Farm finance troubles
With the Department of Agriculture unfunded, farmers across the country are facing troubles applying for federal assistance.
Farmers were promised aid as President Trump's trade war with China continues, but the offices handling applications has been closed since 28 December.
Federal loan applications and information sites for farmers are also going unmaintained.
Government reports - including some supply-and-demand estimates farmers rely on - will also not be released on time, even if the shutdown ends soon.
Operated by the Department of Homeland Security, the E-verify programme allows employers to confirm that potential hires are able to work legally in the US.
It has been offline since 22 December, which could make it easier for illegal immigrants to get jobs if employers bypass verification.
Prison guards unhappy as inmates feast
Thanks to meals scheduled prior to the shutdown, federal inmates feasted on holiday treats like grilled steak and pies while their guards worked without pay.
"You are seeing prisoners getting steak, roast beef and Cornish hens, and you can't put that kind of food on the table for your own family," Eric Young, president of the national prison workers union, told USA Today.
Unsurprisingly, tensions are high between staff and prisoners.
"The inmates know what's going on, they know about the shutdown, and they are laughing at us," one prison chief told the paper.
Sex assault victims lose out
An organisation that helps US citizens overseas who have suffered sexual assault or domestic violence told the BBC they would close on 13 January, having run out of funds.
Pathways to Safety International's funding comes through the US Department of Justice, and that money ran out on 6 January.
Executive Director Paula Lucas told the BBC that it would cause "an emergency situation for Americans stranded abroad without critical services."
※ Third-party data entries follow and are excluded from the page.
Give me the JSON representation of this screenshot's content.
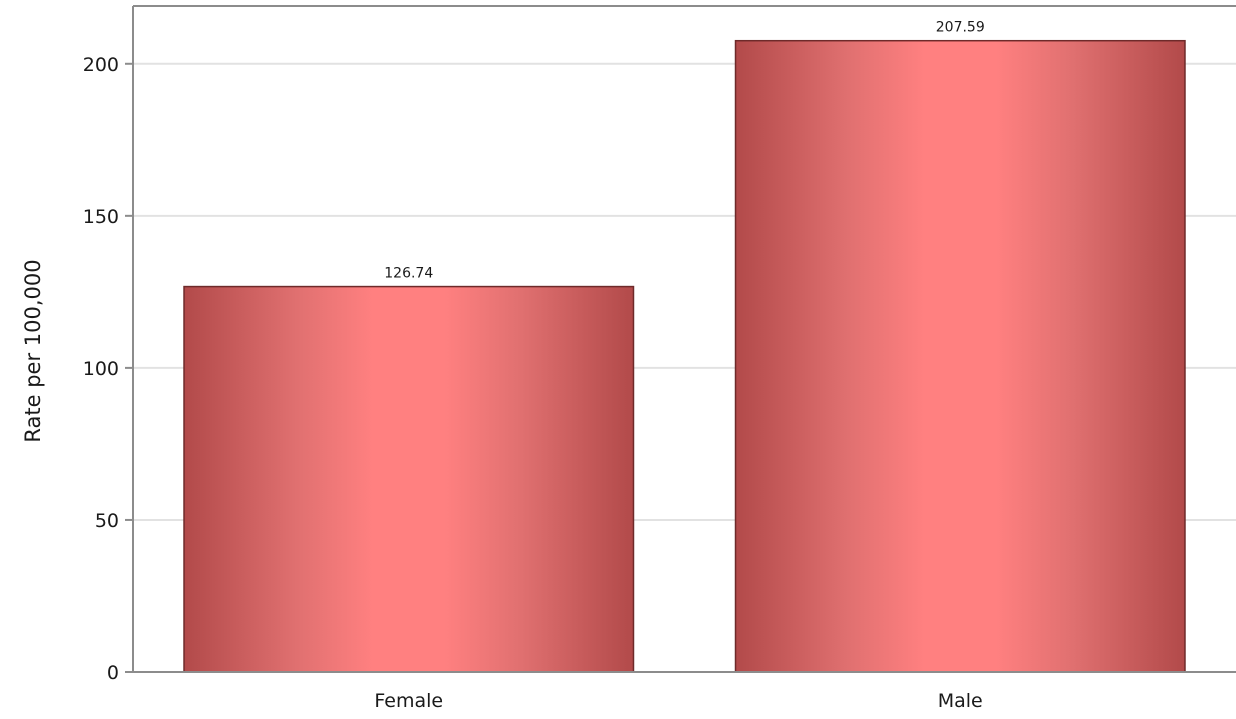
{
  "chart_data": {
    "type": "bar",
    "categories": [
      "Female",
      "Male"
    ],
    "values": [
      126.74,
      207.59
    ],
    "value_labels": [
      "126.74",
      "207.59"
    ],
    "title": "",
    "xlabel": "",
    "ylabel": "Rate per 100,000",
    "ylim": [
      0,
      219
    ],
    "yticks": [
      0,
      50,
      100,
      150,
      200
    ],
    "ytick_labels": [
      "0",
      "50",
      "100",
      "150",
      "200"
    ],
    "grid": true,
    "legend": "none",
    "colors": {
      "bar_edge": "#b24a4a",
      "bar_center": "#ff8080",
      "bar_outline": "#6e2a2a",
      "grid": "#e2e2e2",
      "axis": "#8c8c8c"
    }
  }
}
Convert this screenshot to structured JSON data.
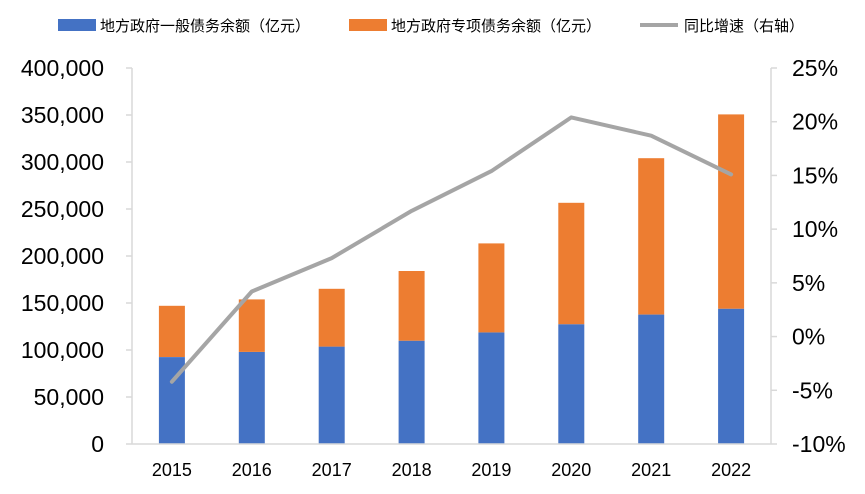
{
  "chart_data": {
    "type": "bar",
    "stacked": true,
    "categories": [
      "2015",
      "2016",
      "2017",
      "2018",
      "2019",
      "2020",
      "2021",
      "2022"
    ],
    "series": [
      {
        "name": "地方政府一般债务余额（亿元）",
        "type": "bar",
        "axis": "left",
        "color": "#4472C4",
        "values": [
          92500,
          98000,
          103600,
          109900,
          118700,
          127400,
          137700,
          143900
        ]
      },
      {
        "name": "地方政府专项债务余额（亿元）",
        "type": "bar",
        "axis": "left",
        "color": "#ED7D31",
        "values": [
          54500,
          55800,
          61500,
          74100,
          94700,
          129200,
          166300,
          206700
        ]
      },
      {
        "name": "同比增速（右轴）",
        "type": "line",
        "axis": "right",
        "color": "#A5A5A5",
        "values": [
          -4.2,
          4.2,
          7.3,
          11.7,
          15.4,
          20.4,
          18.7,
          15.1
        ]
      }
    ],
    "ylim": [
      0,
      400000
    ],
    "y2lim": [
      -10,
      25
    ],
    "yticks": [
      "0",
      "50,000",
      "100,000",
      "150,000",
      "200,000",
      "250,000",
      "300,000",
      "350,000",
      "400,000"
    ],
    "y2ticks": [
      "-10%",
      "-5%",
      "0%",
      "5%",
      "10%",
      "15%",
      "20%",
      "25%"
    ],
    "legend_position": "top",
    "grid": false
  }
}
Funds almost out for federal courts
The Administrative Office of the US Courts says it has enough funding to operate until 1 February, at which point all non-essential staff at 94 federal district courts and other top courts nationwide will join the furloughed.
This could mean civil cases are suspended, and hearings and filings are rescheduled, Bloomberg reported.
Criminal cases will be prioritised, but with courts operating on minimum staffing, there could still be delays in proceedings.